Cocona Labs said it has prevailed in a patent infringement case brought against The North Face (TNF). Cocona said the United States Court of Appeals for the Federal Circuit on March 4 affirmed the validity of key claims of its patent.

In 2017, Cocona Labs, the Boulder-based company known for its thermoregulating 37.5 technology, sued TNF and Columbia Sportswear in the United States District Court for the District of Colorado for infringement of United States Patent Number 8,945,287 B2. In the years preceding the lawsuit, both TNF and Columbia had purchased Cocona’s proprietary 2.5L waterproof breathable laminate technology from authorized suppliers and incorporated it into various outerwear product lines.

Cocona sued TNF and Columbia for patent infringement after both large outdoor apparel companies terminated their business relationships with Cocona and ceased purchasing material from Cocona’s authorized suppliers but continued to offer products that incorporated Cocona’s patented technology.

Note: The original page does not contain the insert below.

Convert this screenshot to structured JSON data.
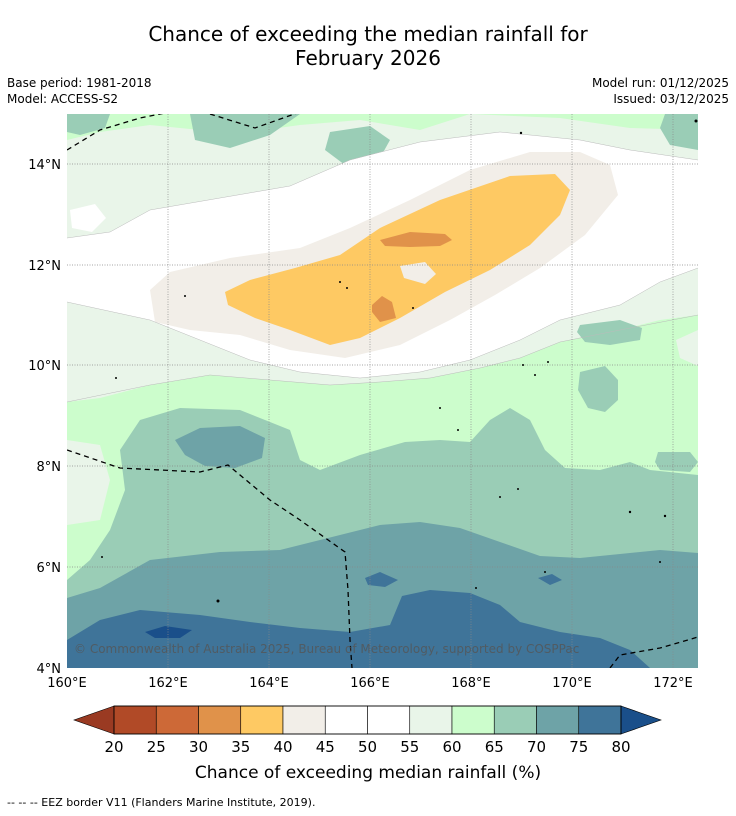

After litigating the merits of Cocona’s claims for almost a year, TNF filed a petition before the Patent Trial and Appeal Board of the United States Patent and Trademark Office (PTAB) challenging the validity of claims of the ’287 Patent.

After a full trial, the PTAB rejected TNF’s arguments and ruled that key claims of the ‘287 Patent were not invalid. TNF appealed the PTAB’s adverse decision, resulting in the judgment on March 4 by the Court of Appeals affirming the validity of those claims.

“This is a great day not only for Cocona but for all small technology companies in the United States working to protect the unauthorized use of their American-made technology from large firms sourcing products overseas where IP rights are nearly impossible to protect,” commented Jeff Bowman, Cocona CEO.

Cocona asserts in its complaint that infringement by both companies was knowing, intentional and willful.

“This concept of rational infringement is common today,” said Bowman. “Large companies apparently view it as more cost-effective to infringe than it is to pay royalties under the belief that small technology companies will be unable to bear the legal costs of enforcing their IP.”